About 1953, according to Smith’s testimony, he was an automotive jobber and then formed Automotive Parts Distributors, Incorporated (APDI), as jobbers were getting together in those days and buying jointly so as to qualify for volume rebates which was the custom of most suppliers in the industry. He then heard about the Robinson-Patman Act and that was the reason that he “got out of APDI” because a Mr. Cassidy “with the Federal Trade Commission” advised him to go into a limited partnership program because “it is legal” for “we would be able to carry on a warehousing program.” Having been told that the Commission had criticized the direction and control of the group operation by jobbers, “we changed from what we had because actually under the old Co-op deal we did have a Board of Directors and [314]*314they dictated what was going on and so forth; but, under this program the jobbers wouldn’t have anything to do with it, and at the same time it would be a legal organization, * * * merchandising, selling operation, rather than a bookkeeping device.”

[313]*313For the purpose of determining the “net price” under the terms of this order, there shall be taken into account all discounts, rebates, allowances, deductions or other terms and conditions of sale by which net prices are effected.

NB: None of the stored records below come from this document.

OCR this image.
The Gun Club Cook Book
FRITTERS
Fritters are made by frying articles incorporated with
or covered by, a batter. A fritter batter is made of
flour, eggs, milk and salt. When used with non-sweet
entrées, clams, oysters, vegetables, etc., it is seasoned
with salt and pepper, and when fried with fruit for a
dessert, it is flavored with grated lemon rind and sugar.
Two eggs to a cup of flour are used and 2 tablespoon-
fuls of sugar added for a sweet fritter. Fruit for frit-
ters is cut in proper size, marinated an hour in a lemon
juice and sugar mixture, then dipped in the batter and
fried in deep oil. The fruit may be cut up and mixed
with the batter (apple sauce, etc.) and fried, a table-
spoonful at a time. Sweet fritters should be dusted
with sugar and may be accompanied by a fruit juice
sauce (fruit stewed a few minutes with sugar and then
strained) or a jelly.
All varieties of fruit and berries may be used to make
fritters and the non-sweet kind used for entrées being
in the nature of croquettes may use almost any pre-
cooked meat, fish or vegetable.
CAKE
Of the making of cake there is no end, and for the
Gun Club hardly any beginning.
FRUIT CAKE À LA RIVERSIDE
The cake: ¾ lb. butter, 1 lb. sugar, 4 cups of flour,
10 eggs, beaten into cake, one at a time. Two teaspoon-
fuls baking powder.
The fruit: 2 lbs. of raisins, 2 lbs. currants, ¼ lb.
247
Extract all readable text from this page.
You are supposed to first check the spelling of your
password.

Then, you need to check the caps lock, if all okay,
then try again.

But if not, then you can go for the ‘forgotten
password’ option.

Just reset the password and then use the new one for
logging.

[314]*314Smith testified that he notified the limited partners that as a general partner National was his operation and that they had no right to direct its control. From its inception National sold to jobbers generally, partners and non-partners alike, at the same price, but no sales at any time at the dealer level. Among exhibits in evidence is National’s letter signed by Smith on November 29, 1957, reminding the partners to use

“the NPW [National] form. It will cost you money to purchase on your own form when they have given to your warehouse the following discount :
Non-stocking jobber 20%
Stocking jobber 30%
In other words, you get the full jobber price of 30% less another 10% that the warehouse makes. Please cheek with your buyer on this as I understand that some of the Partners have been ordering on their own form and losing this discount.”